GRAS was able to correctly differentiate a healthy person from a person with coronary artery disease 49% of the time, while oxLDL was correct 82% of the time. Thus, oxLDL by itself was far more accurate than a whole battery of traditional cholesterol and cardiac markers. Coronary patients had more than twice the level of circulating oxLDL than the healthy comparison group.
In a large prospective study by Meisinger and colleagues, participants with high oxLDL had a 4.25 higher risk of heart attack than patients with lower oxLDL. oxLDL blew away all other blood lipid markers by nearly a factor of two.
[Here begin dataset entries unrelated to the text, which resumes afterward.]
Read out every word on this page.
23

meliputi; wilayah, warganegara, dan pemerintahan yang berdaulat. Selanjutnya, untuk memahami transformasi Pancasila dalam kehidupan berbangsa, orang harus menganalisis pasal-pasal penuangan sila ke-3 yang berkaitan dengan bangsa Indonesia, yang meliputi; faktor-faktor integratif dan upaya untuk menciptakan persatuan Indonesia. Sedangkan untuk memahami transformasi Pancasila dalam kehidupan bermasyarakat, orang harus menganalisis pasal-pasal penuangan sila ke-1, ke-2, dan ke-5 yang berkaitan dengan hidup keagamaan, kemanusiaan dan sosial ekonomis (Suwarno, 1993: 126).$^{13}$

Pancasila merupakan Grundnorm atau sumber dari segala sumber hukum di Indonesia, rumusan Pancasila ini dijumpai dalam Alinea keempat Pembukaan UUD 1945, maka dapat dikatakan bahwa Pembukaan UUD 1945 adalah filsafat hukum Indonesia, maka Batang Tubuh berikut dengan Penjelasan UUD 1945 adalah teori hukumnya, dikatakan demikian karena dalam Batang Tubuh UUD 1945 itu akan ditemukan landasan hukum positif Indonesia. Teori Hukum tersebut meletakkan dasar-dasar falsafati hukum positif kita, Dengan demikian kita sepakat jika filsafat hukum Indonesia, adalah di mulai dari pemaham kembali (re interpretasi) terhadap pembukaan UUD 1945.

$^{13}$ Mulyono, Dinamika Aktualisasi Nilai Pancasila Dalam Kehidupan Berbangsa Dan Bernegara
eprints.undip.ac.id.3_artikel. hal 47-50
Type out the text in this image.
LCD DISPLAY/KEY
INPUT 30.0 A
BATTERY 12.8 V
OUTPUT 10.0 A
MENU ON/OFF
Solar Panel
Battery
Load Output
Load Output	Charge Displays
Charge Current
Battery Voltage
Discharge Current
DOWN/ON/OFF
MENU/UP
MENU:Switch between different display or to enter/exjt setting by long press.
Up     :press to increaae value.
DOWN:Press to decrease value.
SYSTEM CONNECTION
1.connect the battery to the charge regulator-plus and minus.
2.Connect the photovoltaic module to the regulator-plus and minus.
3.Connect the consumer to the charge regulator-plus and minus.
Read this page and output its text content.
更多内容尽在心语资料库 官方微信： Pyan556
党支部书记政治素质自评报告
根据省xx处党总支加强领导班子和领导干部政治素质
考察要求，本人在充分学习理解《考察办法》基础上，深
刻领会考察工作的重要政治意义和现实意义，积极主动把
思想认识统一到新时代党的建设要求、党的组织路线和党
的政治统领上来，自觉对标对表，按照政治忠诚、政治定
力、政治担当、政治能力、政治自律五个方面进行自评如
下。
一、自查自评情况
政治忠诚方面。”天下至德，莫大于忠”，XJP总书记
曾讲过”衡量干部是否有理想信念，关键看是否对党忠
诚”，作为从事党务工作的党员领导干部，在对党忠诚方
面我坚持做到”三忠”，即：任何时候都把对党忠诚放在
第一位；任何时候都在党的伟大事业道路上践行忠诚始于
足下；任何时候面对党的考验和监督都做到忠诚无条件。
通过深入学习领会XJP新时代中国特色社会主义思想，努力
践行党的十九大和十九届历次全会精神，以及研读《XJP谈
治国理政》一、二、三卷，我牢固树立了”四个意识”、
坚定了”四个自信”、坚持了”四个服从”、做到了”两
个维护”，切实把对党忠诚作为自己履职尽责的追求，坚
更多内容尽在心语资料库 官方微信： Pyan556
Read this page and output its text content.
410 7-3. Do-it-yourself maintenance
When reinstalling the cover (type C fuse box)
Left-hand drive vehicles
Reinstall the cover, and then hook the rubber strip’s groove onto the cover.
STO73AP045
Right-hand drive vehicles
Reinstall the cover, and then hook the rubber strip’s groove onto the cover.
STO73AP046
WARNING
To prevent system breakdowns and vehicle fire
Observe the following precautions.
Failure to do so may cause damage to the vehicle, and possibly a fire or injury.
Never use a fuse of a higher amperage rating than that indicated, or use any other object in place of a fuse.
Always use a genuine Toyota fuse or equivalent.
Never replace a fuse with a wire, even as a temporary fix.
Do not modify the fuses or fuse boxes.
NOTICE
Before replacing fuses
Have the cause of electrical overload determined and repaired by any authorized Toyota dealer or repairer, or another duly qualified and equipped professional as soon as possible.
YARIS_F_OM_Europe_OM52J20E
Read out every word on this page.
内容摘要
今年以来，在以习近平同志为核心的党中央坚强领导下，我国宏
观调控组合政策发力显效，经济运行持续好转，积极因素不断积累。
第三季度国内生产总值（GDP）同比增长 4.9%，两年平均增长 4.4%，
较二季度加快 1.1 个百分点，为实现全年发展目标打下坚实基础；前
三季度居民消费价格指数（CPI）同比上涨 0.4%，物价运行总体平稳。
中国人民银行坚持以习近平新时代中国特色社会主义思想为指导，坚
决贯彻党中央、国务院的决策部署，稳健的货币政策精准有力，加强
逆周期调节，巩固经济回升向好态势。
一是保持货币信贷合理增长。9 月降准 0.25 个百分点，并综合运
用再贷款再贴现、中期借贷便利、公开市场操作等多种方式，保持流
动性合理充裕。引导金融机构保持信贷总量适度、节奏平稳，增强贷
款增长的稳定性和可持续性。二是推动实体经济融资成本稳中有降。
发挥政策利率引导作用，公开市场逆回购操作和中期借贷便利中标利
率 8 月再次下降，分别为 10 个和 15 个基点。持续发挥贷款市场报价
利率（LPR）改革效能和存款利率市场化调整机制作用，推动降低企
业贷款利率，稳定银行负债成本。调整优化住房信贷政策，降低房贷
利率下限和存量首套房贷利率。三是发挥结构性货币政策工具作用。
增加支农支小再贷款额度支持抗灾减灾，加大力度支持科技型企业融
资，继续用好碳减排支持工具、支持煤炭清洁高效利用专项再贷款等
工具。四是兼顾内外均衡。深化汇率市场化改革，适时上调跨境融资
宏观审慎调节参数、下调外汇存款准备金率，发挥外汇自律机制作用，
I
From the abstract:
Plasma oxLDL was the strongest predictor of CHD events compared with a conventional lipoprotein profile and other traditional risk factors for CHD.Oxidized LDL Makes Sense
It's time to cross the threshold from markers of heart attack risk to causes of atherosclerosis. Regular, non-oxidized LDL has few properties that would make it a suspect in atherosclerosis. It's just a little particle carrying cholesterol and fats from the liver to other organs. As soon as it oxidizes, however, it becomes pro-inflammatory, immunogenic, damaging to the vessel wall, and most importantly, capable of transforming immune cells called macrophages into foam cells, a major constituent of arterial plaque.
Researchers have been interested in the plaque-generating properties of oxLDL for over three decades, and quite a bit of data have accumulated. They've identified cellular receptors that allow macrophages to ingest oxLDL (CD36 and SR-A). These receptors are specific for oxLDL and do not recognize normal LDL to a significant degree. Mice whose macrophages lack either of these two receptors have the same amount of circulating LDL as normal mice, yet have 60 to 70 percent less atherosclerosis when fed a plaque-forming diet (1, 2). Shorter-term studies have not always been consistent however, suggesting that there are alternative mechanisms. I'll expand on this more later.
Another line of evidence comes from the ability of LDL-borne antioxidants to prevent atherosclerosis in animal models. The powerful synthetic antioxidant probucol greatly reduces atherosclerosis in a number of animal models. It also reduces the extremely high cholesterol rodents and herbivorous animals get when they eat a high-cholesterol "atherogenic diet", but several studies have concluded that the majority of probucol's effect is due to its antioxidant ability rather than its ability to reduce cholesterol (ref).
Vitamin E and CoQ10 are two other LDL-borne antioxidants that can reduce atherosclerosis in animal models, particularly in combination with one another. Vitamin E alone is not as effective, and in some studies totally ineffective, which is one possible explanation for the equivocal results of vitamin E cardiovascular trials in humans. The most effective combination of antioxidants is probably the one provided by a nutrient-dense diet.
In Summary
Multiple lines of evidence suggest that oxidized LDL plays a dominant role in atherosclerosis. Not only is it associated with cardiovascular risk, there's also a large body of evidence suggesting it actually directly contributes to it. In the next post, I'll describe how you can modify your level of oxidized LDL using diet.
* People often think of colorful fruits and vegetables when they think of antioxidants, but vitamin E and CoQ10 are found in both plant and animal foods. Fruits and vegetables are generally not good sources of these fat-soluble antioxidants. Good sources include organ meats, nuts, pastured butter, avocados and red palm oil. The body also manufactures CoQ10 itself.